2009-05-07

odyssey of a session - Part 1

Today a single session made my day!
In the later morning I got a call form a colleague. I would call him a kind of ApplicationDBA, even there is no such definition in our company. He asked my, why a particular session is doing a lot of sorts in gv$session_longops. He also tole me, what the session was doing:
this script was started in the early morning by an operations-guy:

drop materialized view MV;

CREATE MATERIALIZED VIEW MV
TABLESPACE MVIEW_DATA
NOCACHE
NOLOGGING
NOPARALLEL
REFRESH FAST WITH ROWID
AS
select * from USER.TABLE@LINK;

CREATE INDEX I1 ON MV
(...)
LOGGING;

CREATE INDEX I2 ON MV
(...);

CREATE INDEX I3 ON MV
(...)
;

CREATE INDEX I4 ON MV
(...)
;

CREATE INDEX I4 ON MV
(...)
;

CREATE INDEX I5 ON MV
(...)
;

CREATE INDEX I6 ON MV
(...)
;

CREATE INDEX I7 ON MV
(...)
;

CREATE INDEX I8 ON MV
(...)
;

CREATE INDEX I9 ON MV
(...)
;

CREATE INDEX I10 ON MV
(...)
;

CREATE INDEX I11 ON MV
(...)
;

CREATE INDEX I12 ON MV
(...)
;

CREATE INDEX I13 ON MV
(...)
;

GRANT SELECT ON MV TO USER1;

--currently running as snapadmin:

exec dbms_snapshot.refresh('USER.MV ','c');
In fact, I did not know what's going on. But that's enough teason to start digging.
And as the session did run for some time now, I was pretty sure it would continue to do so and therefore give me enough time to search and think. (Yes, some Services where unavailable, but he agreed not to kill any session or reboot an instance without knowing what's going on).

My first search was the actual SQL (v$session sql_hash_value => v$sql_text).
It was something like
INSERT /*+ APPEND */ INTO MV AS
SELECT .... FROM
USER.TABLE@LINK;
I told my colleague about this, but he replied 'Yes, but I checked the MV, it's empty'.
Ok, this even I could explain by a simpe 'ASIC' - or in this phone call 'you will see the rows after the commit, and this can last'.
This answer was acceptable, but nevertheless, the legitimate question was 'how long will it run; and wehre is it standing right now?'
How to answer this?
v$session_longops
Does only give informations about the 'current' longop, not about the total transaction.

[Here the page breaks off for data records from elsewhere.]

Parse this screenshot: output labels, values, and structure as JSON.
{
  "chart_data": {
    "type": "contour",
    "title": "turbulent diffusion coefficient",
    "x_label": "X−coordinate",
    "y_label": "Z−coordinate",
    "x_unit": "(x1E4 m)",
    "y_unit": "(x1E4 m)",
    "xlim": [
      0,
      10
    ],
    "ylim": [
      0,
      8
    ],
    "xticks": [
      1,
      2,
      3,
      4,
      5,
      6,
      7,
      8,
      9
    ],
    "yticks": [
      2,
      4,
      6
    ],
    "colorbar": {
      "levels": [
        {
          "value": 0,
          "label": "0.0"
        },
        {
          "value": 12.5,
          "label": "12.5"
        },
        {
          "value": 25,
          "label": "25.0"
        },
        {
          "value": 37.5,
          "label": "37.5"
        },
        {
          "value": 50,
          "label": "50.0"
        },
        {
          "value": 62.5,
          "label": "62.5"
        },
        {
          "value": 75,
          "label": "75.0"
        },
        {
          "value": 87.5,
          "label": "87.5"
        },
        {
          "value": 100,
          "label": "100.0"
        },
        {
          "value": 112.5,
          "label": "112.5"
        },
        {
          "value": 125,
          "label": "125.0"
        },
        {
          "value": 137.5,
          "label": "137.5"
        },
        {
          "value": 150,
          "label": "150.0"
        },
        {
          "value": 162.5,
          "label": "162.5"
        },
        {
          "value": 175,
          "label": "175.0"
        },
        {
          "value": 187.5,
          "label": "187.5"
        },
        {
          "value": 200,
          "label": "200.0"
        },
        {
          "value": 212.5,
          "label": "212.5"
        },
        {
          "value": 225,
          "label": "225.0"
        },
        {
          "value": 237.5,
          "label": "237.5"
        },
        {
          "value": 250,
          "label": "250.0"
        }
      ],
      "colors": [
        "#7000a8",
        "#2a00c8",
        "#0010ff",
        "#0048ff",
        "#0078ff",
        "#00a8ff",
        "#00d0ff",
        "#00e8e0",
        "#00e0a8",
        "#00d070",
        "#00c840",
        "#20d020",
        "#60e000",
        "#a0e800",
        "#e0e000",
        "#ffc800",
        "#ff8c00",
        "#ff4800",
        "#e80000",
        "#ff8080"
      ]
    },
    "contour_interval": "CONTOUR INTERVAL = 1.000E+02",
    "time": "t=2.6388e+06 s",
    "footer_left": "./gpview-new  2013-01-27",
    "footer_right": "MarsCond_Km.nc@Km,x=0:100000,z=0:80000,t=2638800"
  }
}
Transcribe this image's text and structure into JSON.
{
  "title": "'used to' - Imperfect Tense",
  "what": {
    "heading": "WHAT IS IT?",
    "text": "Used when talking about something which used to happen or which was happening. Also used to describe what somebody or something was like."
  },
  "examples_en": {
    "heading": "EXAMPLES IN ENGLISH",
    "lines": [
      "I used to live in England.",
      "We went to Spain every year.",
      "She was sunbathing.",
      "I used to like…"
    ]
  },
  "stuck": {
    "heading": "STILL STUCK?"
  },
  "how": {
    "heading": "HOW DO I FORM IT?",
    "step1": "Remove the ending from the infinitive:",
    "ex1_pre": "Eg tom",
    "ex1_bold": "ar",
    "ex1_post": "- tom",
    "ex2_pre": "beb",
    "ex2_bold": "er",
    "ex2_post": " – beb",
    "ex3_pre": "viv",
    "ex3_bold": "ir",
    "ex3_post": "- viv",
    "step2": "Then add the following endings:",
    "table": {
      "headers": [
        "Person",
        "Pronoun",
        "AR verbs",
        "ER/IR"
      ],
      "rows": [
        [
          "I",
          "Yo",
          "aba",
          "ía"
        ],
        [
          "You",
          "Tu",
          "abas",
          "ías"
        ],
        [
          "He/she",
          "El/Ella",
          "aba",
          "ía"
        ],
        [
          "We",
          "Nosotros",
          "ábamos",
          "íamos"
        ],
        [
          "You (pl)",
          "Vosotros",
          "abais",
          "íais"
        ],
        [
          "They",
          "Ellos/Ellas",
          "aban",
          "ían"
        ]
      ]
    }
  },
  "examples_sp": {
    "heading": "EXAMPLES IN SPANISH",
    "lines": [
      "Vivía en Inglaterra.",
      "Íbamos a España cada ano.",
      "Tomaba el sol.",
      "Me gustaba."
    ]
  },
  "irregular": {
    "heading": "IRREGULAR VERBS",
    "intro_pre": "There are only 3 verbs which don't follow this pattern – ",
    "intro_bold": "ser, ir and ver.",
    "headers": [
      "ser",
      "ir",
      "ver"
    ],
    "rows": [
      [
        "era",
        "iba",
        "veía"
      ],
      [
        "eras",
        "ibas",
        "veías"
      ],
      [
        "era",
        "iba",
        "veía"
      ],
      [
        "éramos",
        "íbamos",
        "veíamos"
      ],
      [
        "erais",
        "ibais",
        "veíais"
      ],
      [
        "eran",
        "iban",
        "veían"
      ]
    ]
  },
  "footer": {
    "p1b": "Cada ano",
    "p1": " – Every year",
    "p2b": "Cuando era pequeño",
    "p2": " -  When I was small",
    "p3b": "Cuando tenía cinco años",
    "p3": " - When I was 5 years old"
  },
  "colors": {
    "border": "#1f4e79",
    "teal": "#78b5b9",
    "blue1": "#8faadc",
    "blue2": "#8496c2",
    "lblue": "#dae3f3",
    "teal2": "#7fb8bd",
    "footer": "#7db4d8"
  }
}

But as we assumed, there might be indices written right now (vsession_longops showed sort and sort merges), the next step was to check anything we can get about the indices.
Even we could not access them directly, we could check for some footprints:
select seg.owner, seg.segment_name, seg.segment_type, (sum(blocks)*8192)/(1024*1024) MB
from dba_segments seg, dba_indexes ind
where ind.table_owner ='OWNER and ind.table_NAME='MV'
and ind.owner = seg.owner
and ind.index_name = seg.segment_name
group by seg.owner, seg.segment_name, seg.segment_type
order by MB desc
/
By sampling this query we saw some full populated indices, and one just growing. So even for us it was clear what's going on: the indices are calculated and populated.

The next question I had to face was 'why is the index-creation so slow?'
Hmmm. Who can answer this?
manual sampling vsession_wait gave some hints:
some gc... events and latches on the buffer where top.
(Did I mention, this is on a 2-node RAC? ;-) )

It was time to switch to the other node and check for running sessions which has also cache fusion waits, and could interfer with our session of the day.

After some sampling and searching (vsession, vsession_wait, later on vsql_text) and additional clicking in Grid control (yes, it can be useful!) I found a possible culprit:
USER1 run a lot of queries on a view which contains USER.MV.
I didn't proove, but I guess, Instance2 held the master for MV as there where 100 sessions hanging on the View. But I didn't care of - GV$GCSPFMASTER_INFO - I just wanted to get rid of all the cache-fusion waits until the MV is created.
Some might have seen the solution for this yet, it's not hidden.
Our Silver Bullet of The Day was a simple:
REVOKE SELECT ON MV FROM USER1;
(had to be run for several times, as there where DDL-timeouts...))

Afterwards, the index-creation run quite fast - fast enough for us.

It's not the end of the story, but enough for now,
just to leave enough space for Part 2 ;-)

Some infos at the end:
Many parts I can not explain in more detail, simply as I didn't log everything I did and therefore have no exact queries, output or whatever. (Maybe this is the most important area to improve myselve!)
I also used Tanel Poders latchprofx and snapper to collect well sampled data about the session.